6.Influensi kondisi balok sebelum penguatan pada efek penguatan
Beton balok pertama kali dimuat sampai retak lokal muncul, kemudian dibongkar, diperkuat, dan kemudian dimuat ulang ke kegagalan.Hasil yang diperoleh dibandingkan dengan balok diperkuat tanpa pemuatan sebelumnya menemukan bahwa kapasitas utama dari keduanya hampir sama.Oleh karena itu, selama kerusakan balok beton sebelum memuat tidak terlalu serius, kondisi balok diperkuat akan memiliki efek sedikit pada kapasitas serabut balok.
7.Pengaruh dari kinerja lem pada efek penguatan
Properti seperti kekuatan gunting lem juga memiliki dampak yang lebih besar pada efek penguatan.Semakin tinggi kekuatan shear lem, semakin jelas efek penguatan.Dalam teknik sebenarnya, kinerja konstruksi dan stabilitas jangka panjang dari perekat juga harus dipertimbangkan ketika memilih perekat tersebut.
8.Influsens of concrete strength
Untuk mode kegagalan kohesif kegagalan karena tidak cukup jangkar, ketika kekuatan beton tinggi, tingkat stres bahwa permukaan kegagalan dapat menanggung tinggi.Mengoreksi hal ini, tingkat stres dari CFRP juga lebih tinggi, dan kapasitas geser balok juga meningkat.
Anda dapat menemukan segala yang Anda butuhkan di sini.
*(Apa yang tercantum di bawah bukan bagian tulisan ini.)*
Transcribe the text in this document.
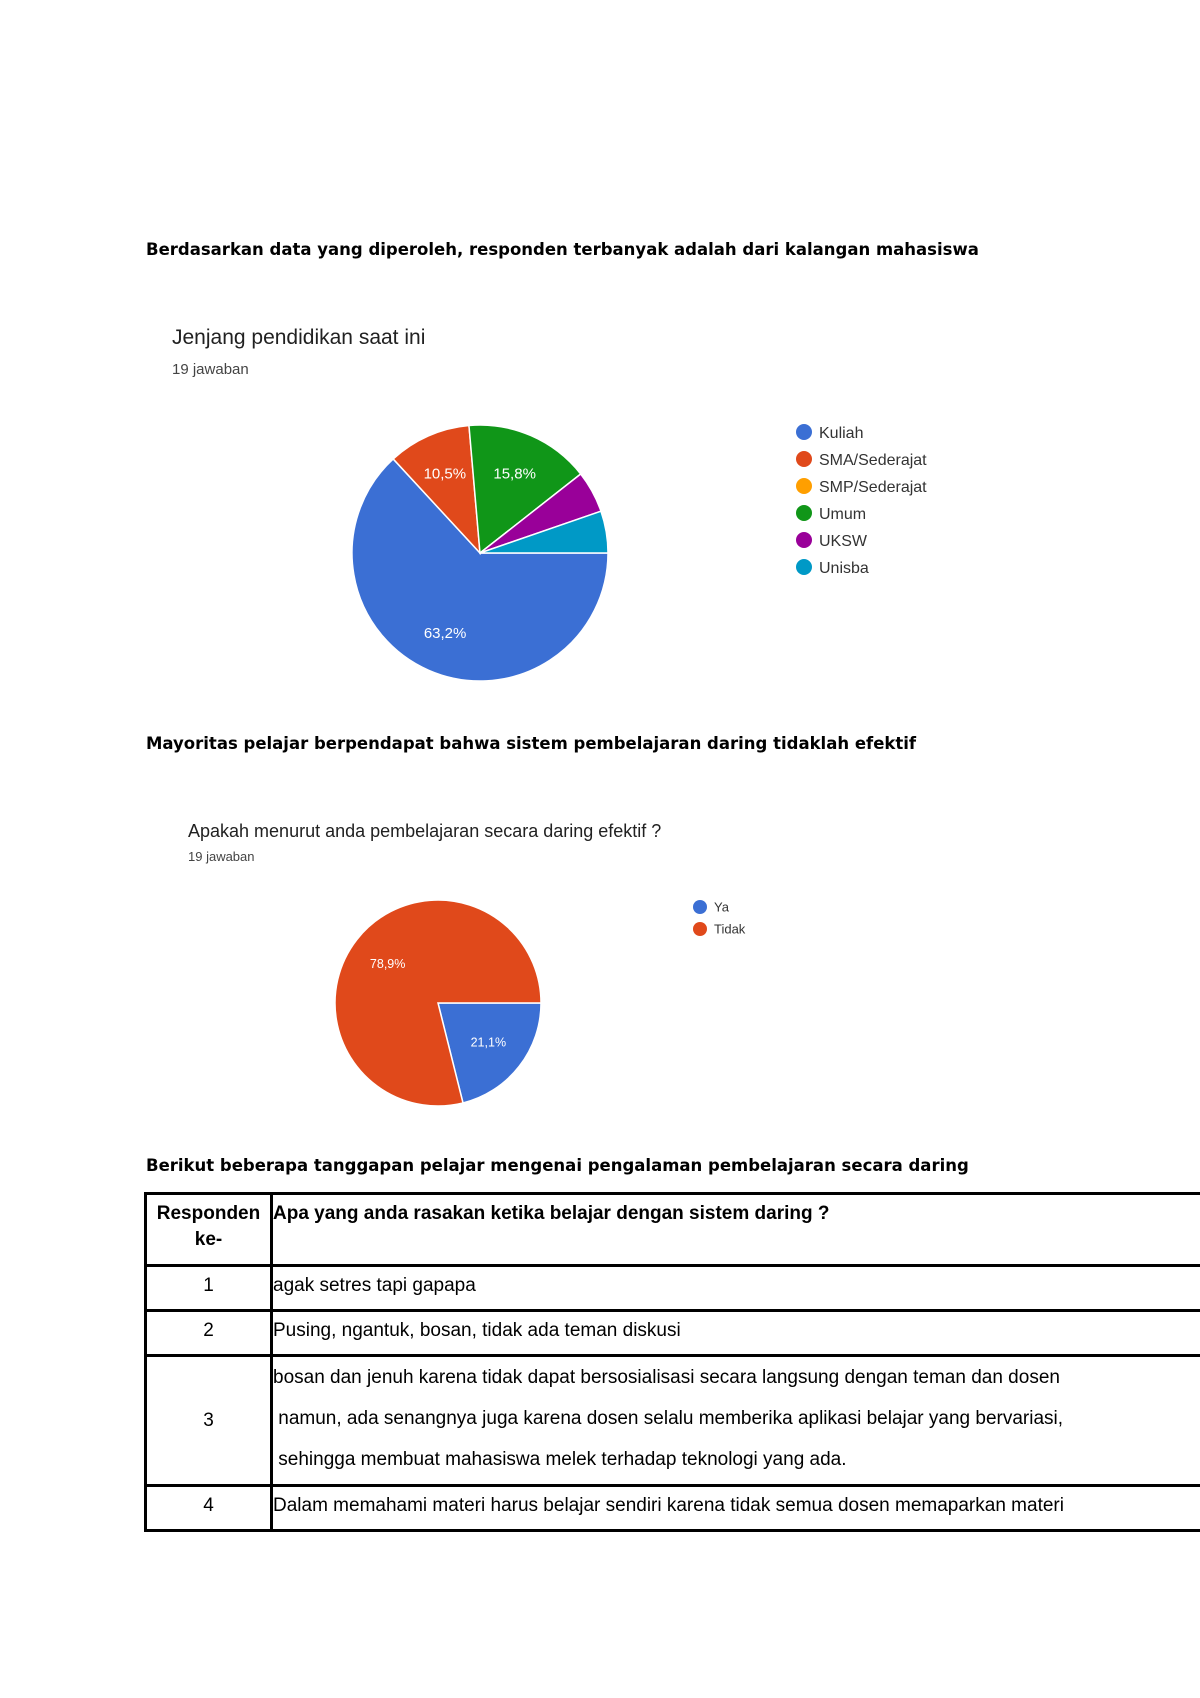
Berdasarkan data yang diperoleh, responden terbanyak adalah dari kalangan mahasiswa
Mayoritas pelajar berpendapat bahwa sistem pembelajaran daring tidaklah efektif
Berikut beberapa tanggapan pelajar mengenai pengalaman pembelajaran secara daring
Jenjang pendidikan saat ini
19 jawaban
63,2%
10,5% 15,8%
Kuliah
SMA/Sederajat
SMP/Sederajat
Umum
UKSW
Unisba
Apakah menurut anda pembelajaran secara daring efektif ?
19 jawaban
21,1%
78,9%
Ya
Tidak
Responden
ke-	Apa yang anda rasakan ketika belajar dengan sistem daring ?
1	agak setres tapi gapapa
2	Pusing, ngantuk, bosan, tidak ada teman diskusi
3	bosan dan jenuh karena tidak dapat bersosialisasi secara langsung dengan teman dan dosen
namun, ada senangnya juga karena dosen selalu memberika aplikasi belajar yang bervariasi,
sehingga membuat mahasiswa melek terhadap teknologi yang ada.

4	Dalam memahami materi harus belajar sendiri karena tidak semua dosen memaparkan materi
Percayalah dan cobalah produk - produk ini, Anda akan menemukan perbedaan yang besar setelah itu.
Pelat polimer bertulang serat karbon (CFRP) Horse adalah pelat komposit yang diawetkan terlebih dahulu, yang diikatkan ke struktur sebagai perkuatan eksternal dengan epoksi HM-120CP.
Serat karbon Horse Construction digunakan untuk perkuatan struktural, perbaikan, dan perbaikan substrat beton, pasangan bata, baja, dan kayu pada bangunan, jembatan, jalan raya, rel kereta api, terowongan, dermaga, dan bandara sipil.
Serat karbon Horse Construction digunakan untuk perkuatan struktural, perbaikan, dan perbaikan substrat beton, pasangan bata, baja, dan kayu pada bangunan, jembatan, jalan raya, rel kereta api, terowongan, dermaga, dan bandara sipil.